All right. Let me add type hints to that Order class from last week. Every method needs a hint about what it takes and returns.

teacher (encouraging)

That is exactly where they shine. A class method with hints is self-documenting:

class Order:
    def __init__(self, order_id: int, total: float) -> None:
        self.order_id = order_id
        self.total = total
    
    def apply_discount(self, percent: float) -> float:
        return self.total * (1 - percent / 100)
    
    def is_valid(self) -> bool:
        return self.total > 0
student (excited)

So -> None means the method does not return anything.

teacher (proud)

Exactly right. Now your IDE knows this method is for side effects, not for its return value.

student (thinking)

Can I use type hints with default arguments?

teacher (focused)

Yes:

def send_email(recipient: str, subject: str, body: str = "Default message") -> bool:
    # The = sets the default, the : sets the type
    return True
student (curious)

One more thing. I see Amir use something like list[str] but I thought he had to import stuff from typing.

teacher (neutral)

Depends on the Python version.

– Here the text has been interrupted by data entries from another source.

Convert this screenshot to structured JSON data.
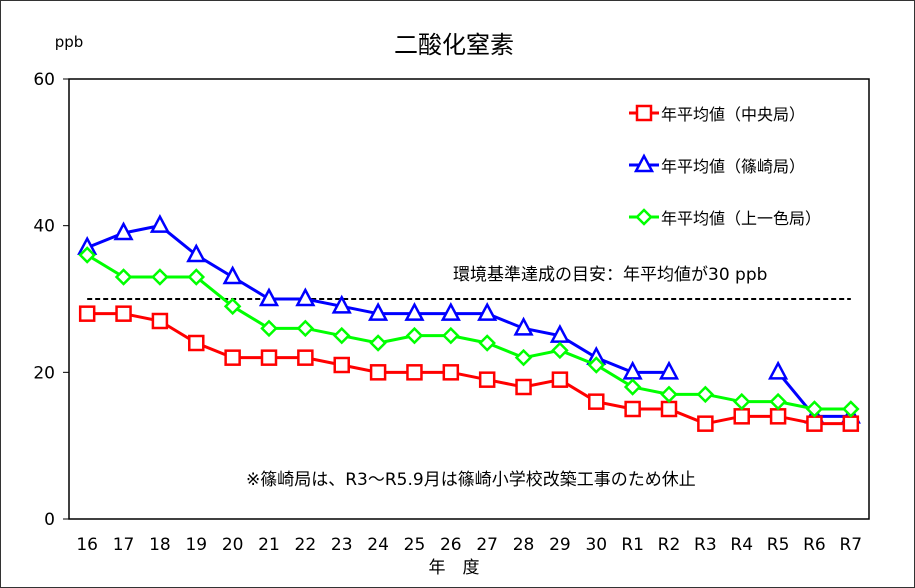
{
  "chart_data": {
    "type": "line",
    "title": "二酸化窒素",
    "ylabel": "ppb",
    "xlabel": "年　度",
    "ylim": [
      0,
      60
    ],
    "yticks": [
      0,
      20,
      40,
      60
    ],
    "categories": [
      "16",
      "17",
      "18",
      "19",
      "20",
      "21",
      "22",
      "23",
      "24",
      "25",
      "26",
      "27",
      "28",
      "29",
      "30",
      "R1",
      "R2",
      "R3",
      "R4",
      "R5",
      "R6",
      "R7"
    ],
    "series": [
      {
        "name": "年平均値（中央局）",
        "color": "#ff0000",
        "marker": "square",
        "values": [
          28,
          28,
          27,
          24,
          22,
          22,
          22,
          21,
          20,
          20,
          20,
          19,
          18,
          19,
          16,
          15,
          15,
          13,
          14,
          14,
          13,
          13
        ]
      },
      {
        "name": "年平均値（篠崎局）",
        "color": "#0000ff",
        "marker": "triangle",
        "values": [
          37,
          39,
          40,
          36,
          33,
          30,
          30,
          29,
          28,
          28,
          28,
          28,
          26,
          25,
          22,
          20,
          20,
          null,
          null,
          20,
          14,
          14
        ]
      },
      {
        "name": "年平均値（上一色局）",
        "color": "#00ff00",
        "marker": "diamond",
        "values": [
          36,
          33,
          33,
          33,
          29,
          26,
          26,
          25,
          24,
          25,
          25,
          24,
          22,
          23,
          21,
          18,
          17,
          17,
          16,
          16,
          15,
          15
        ]
      }
    ],
    "reference_line": {
      "value": 30,
      "label": "環境基準達成の目安：年平均値が30 ppb"
    },
    "annotation": "※篠崎局は、R3～R5.9月は篠崎小学校改築工事のため休止",
    "legend_position": "top-right",
    "grid": false
  }
}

Before 3.9, you needed from typing import List and wrote List[str]. Now you can write list[str] directly. Amir probably uses a recent version.

student (proud)

I can add those to my code right now.

teacher (excited)

And your IDE will immediately start helping you catch mistakes before you run the code. That is the entire point of type hints.

student (thinking)

Is there a tool that enforces them? Like mypy?

teacher (serious)

mypy is a static type checker. You run it and it finds type errors without executing code:

mypy my_code.py

It reads your hints and reports mismatches. Many professional codebases run mypy in CI — if your types do not check, your PR cannot merge.

student (amused)

So I write hints so my IDE helps, and the team uses mypy to catch my mistakes before code review.

teacher (amused)

And you spend less time debugging because the tools caught the error at edit time instead of at 2 AM when the database query fails.

student (focused)

All right, let me implement the challenge. I need to add type hints to a function.

teacher (encouraging)

Start with the function signature. What does it take, what does it return. Once you know that, the hints are straightforward.